Composting entails placing organic waste in outdoor bins or a process even as simple as collecting leaves in a backyard pile. In vermicomposting, worms consume and digest organic matter and the excreted castings are actually nutrient-rich compost. Composting advocates recommend red wigglers as opposed to typical earthworms due to their faster reproductive and composting capacities.
Even though New Yorkers aren’t known for getting dirty, vermicomposting is highly conducive to an urban lifestyle. Bins are cheap and easy to construct from sealed containers drilled with aeration holes. Depending on the size, bins are also discreet and can fit in small places – including cramped New York City apartments.
The city produces enough garbage to fill Yankee Stadium three times daily – a third of this garbage can be composted and would save the city considerable expenses, said Chopko. In 2005, the Lower East Side Ecology Center processed 60 tons of kitchen scraps and produced about 15 tons of finished compost. Similar efforts could potentially relieve strain on rapidly filing landfills.
According to the New York State Department of Environmental Conservation, 50,000 tons of residential and commercial solid waste are collected in New York City per day.
Trash disposal alternatives such as composting gained increased attention with the closing of the Fresh Kills Landfill on Staten Island in March 2001. The closure of the 2,200-acre landfill – once the largest in the world – led the city to transport trash outside the metropolitan area.

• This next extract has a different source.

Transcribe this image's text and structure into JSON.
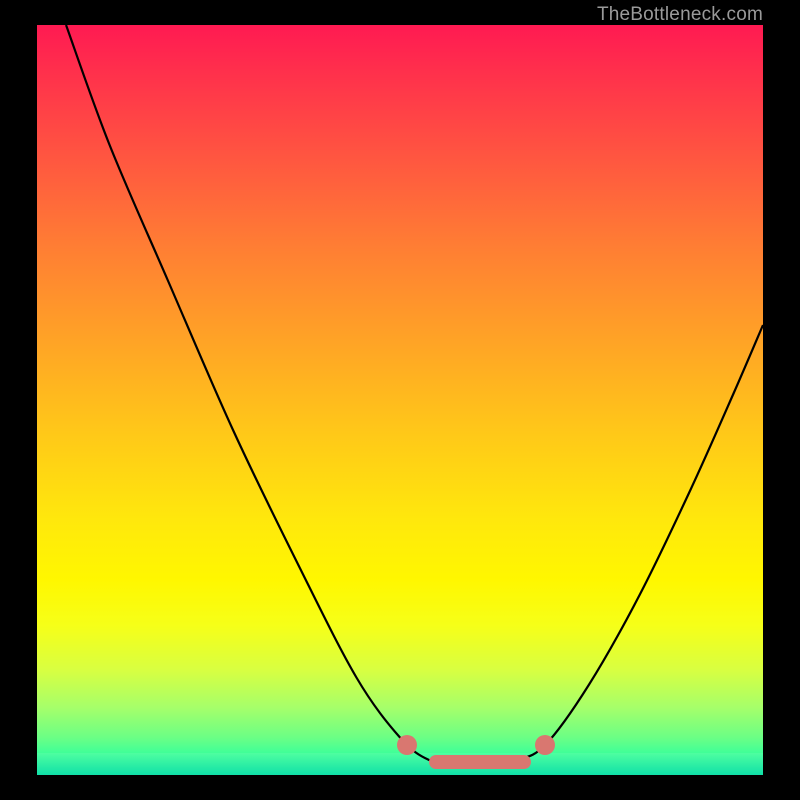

Aside from reducing the amount of trash processed at landfills, vermicomposting also improves soil quality. Nutrient-poor city soil is unable to drain properly, so water runoff from rain and snow enters the sewage system, picking up toxins and garbage on the way. Healthy soil, such as that produced by compost, is more absorptive and capable of filtering pollutants. The Lower East Side Ecology Center encourages people to add their compost to community gardens and trees lining sidewalks.

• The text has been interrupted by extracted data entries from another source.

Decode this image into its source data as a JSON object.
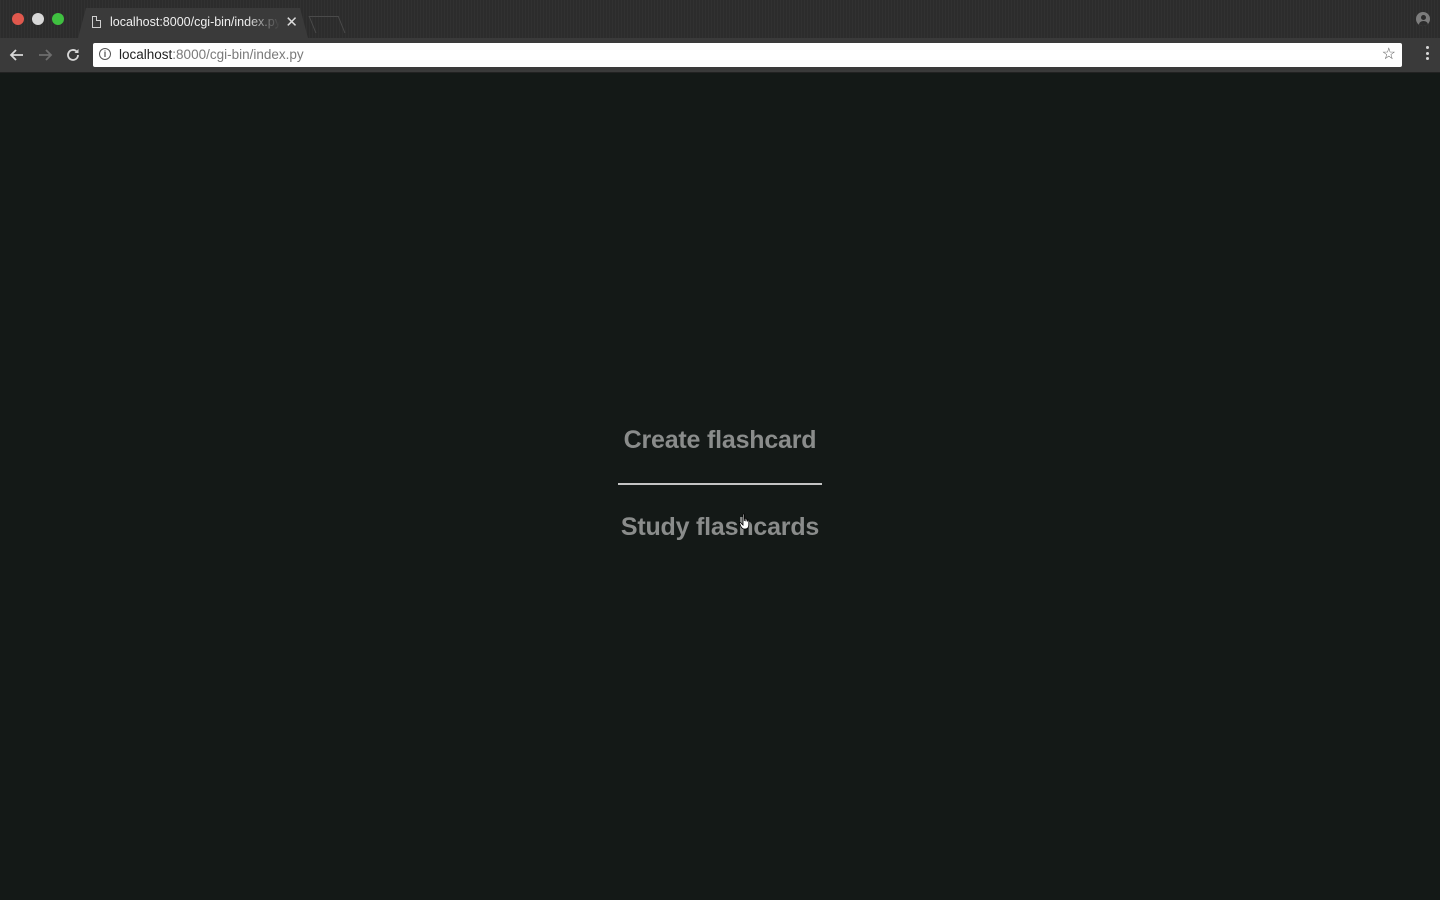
{
  "browser": {
    "tab": {
      "title": "localhost:8000/cgi-bin/index.py",
      "close_glyph": "✕",
      "icon": "document-icon"
    },
    "nav": {
      "back_glyph": "🡐",
      "forward_glyph": "🡒",
      "reload_glyph": "↻"
    },
    "address_bar": {
      "host": "localhost",
      "rest": ":8000/cgi-bin/index.py",
      "info_glyph": "i",
      "bookmark_glyph": "☆"
    }
  },
  "page": {
    "background": "#141917",
    "text_color": "#8a8c8b",
    "menu": {
      "create_label": "Create flashcard",
      "study_label": "Study flashcards"
    }
  }
}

The homespun, do-it-yourself earthiness of vermicomposting may contrast with city sophistication, but the method nonetheless helps solve environmental crises plaguing the city while also permitting New Yorkers do something a little less grown up: play in the dirt.
“There are a lot of urbane issues that are addressed by worms and compost,” said Chopko. “It’s a very simple, almost childish, process, but it has very adult implications and very real benefits.”